Die Bäume wuchsen hier höher. Ihre Wurzeln türmten sich auf und bildeten Bögen, unter denen man hindurch gehen konnte. Aber auch die Baumriesen wurden vom langsamen Sterben des Landes nicht verschont. Caian sah vertrocknete Blätter und kahle Äste und einmal krachte ein solcher hinter ihnen in den sumpfigen Untergrund.

Eine halbe Stunde kamen sie gut voran, dann begann seine Wunde zu sehr zu schmerzen. Es pochte in seiner Seite und er hatte großen Durst, aber nicht die Kraft, um nach Wasser zu fragen. Schweiß stand auf seiner Stirn.

„Wir müssen rasten“, sagte Tia. „Er kann nicht mehr weiter.“

Sireth sah ihn an. Kühl, abschätzend. „Wir müssen es bis nach Bardûk schaffen.“

„Wie weit ist das noch?“, fragte Caian und es überraschte ihn selbst, wie schwach seine Stimme klang.

„Gegen Mittag sollten wir dort sein.“

Tia schüttelte den Kopf. „Das schafft er nicht. Er muss sich ausruhen.“

„Es ist zu gefährlich. Wir werden verfolgt. Es sind weitere Reiter im Wald. Ich habe Spuren gesehen.“

Tia gab nicht nach. „Willst du, dass seine Wunde sich entzündet?“

Sireth schwieg einen Moment und sah sich um. „Kommt“, sagte er dann.

Sie fanden Zuflucht in einem hohlen Baumstamm, vor dem sich eine mannshohe Wurzel aufwölbte.
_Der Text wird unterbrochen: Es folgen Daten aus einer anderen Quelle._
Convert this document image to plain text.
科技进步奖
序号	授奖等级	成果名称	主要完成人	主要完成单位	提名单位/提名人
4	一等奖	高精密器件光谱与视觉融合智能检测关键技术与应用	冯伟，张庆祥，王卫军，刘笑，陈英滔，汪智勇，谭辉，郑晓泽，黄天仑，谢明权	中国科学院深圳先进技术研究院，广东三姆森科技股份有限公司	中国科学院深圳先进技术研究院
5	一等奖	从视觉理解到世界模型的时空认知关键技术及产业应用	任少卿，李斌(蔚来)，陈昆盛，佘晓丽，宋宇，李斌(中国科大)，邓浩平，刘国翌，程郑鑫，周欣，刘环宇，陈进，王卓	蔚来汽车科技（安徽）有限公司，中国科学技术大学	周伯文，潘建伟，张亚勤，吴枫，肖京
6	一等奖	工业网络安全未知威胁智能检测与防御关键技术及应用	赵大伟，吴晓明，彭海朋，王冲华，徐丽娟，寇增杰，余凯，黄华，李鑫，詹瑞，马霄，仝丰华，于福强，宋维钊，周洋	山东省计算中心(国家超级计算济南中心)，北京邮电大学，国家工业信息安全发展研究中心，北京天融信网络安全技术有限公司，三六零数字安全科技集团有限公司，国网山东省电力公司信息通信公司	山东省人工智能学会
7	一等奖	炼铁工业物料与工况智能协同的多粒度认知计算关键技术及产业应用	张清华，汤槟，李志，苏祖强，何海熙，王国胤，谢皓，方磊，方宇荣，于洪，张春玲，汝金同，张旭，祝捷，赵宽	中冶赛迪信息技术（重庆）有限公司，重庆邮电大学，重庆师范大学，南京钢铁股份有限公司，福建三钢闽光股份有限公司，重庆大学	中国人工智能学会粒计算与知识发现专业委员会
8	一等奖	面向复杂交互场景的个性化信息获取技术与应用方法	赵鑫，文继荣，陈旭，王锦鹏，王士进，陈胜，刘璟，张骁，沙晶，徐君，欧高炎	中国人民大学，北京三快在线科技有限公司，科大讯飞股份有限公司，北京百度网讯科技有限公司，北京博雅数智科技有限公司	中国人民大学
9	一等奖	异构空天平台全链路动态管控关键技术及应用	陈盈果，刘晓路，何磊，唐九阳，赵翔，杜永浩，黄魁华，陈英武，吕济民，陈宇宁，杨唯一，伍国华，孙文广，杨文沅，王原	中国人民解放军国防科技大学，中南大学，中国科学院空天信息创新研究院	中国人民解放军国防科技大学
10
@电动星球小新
Caian war übel vor Erschöpfung, als Tia ihm half, sich hinzulegen. Sireth hielt vor dem Eingang Wache.

Tia schob Caians Tunika nach oben und wechselte geschickt seinen Verband. Er spürte das beruhigende Gefühl kleiner trippelnder Füße auf seinem Arm. Ari.

„Wie sieht es aus?“, brachte er hervor.

„Nicht besser. Die Wunde hat keine Ruhe, um zu heilen. Aber sie hat sich nicht entzündet.“

„Wir müssen weiter. Was, wenn die Reiter uns hier entdecken?“

„Nicht, bevor du geschlafen hast.“

Sie reichte ihm die Flasche mit den Tropfen, die Amalia ihnen mitgegeben hatte, und einen Oka-Fladen.

Caian zwang sich, einige Bissen davon zu essen, obwohl er keinen Hunger hatte. Er streute Ari ein paar Krümel auf seine Hand und sah der Maus zu, wie sie sie mit Appetit verspeiste.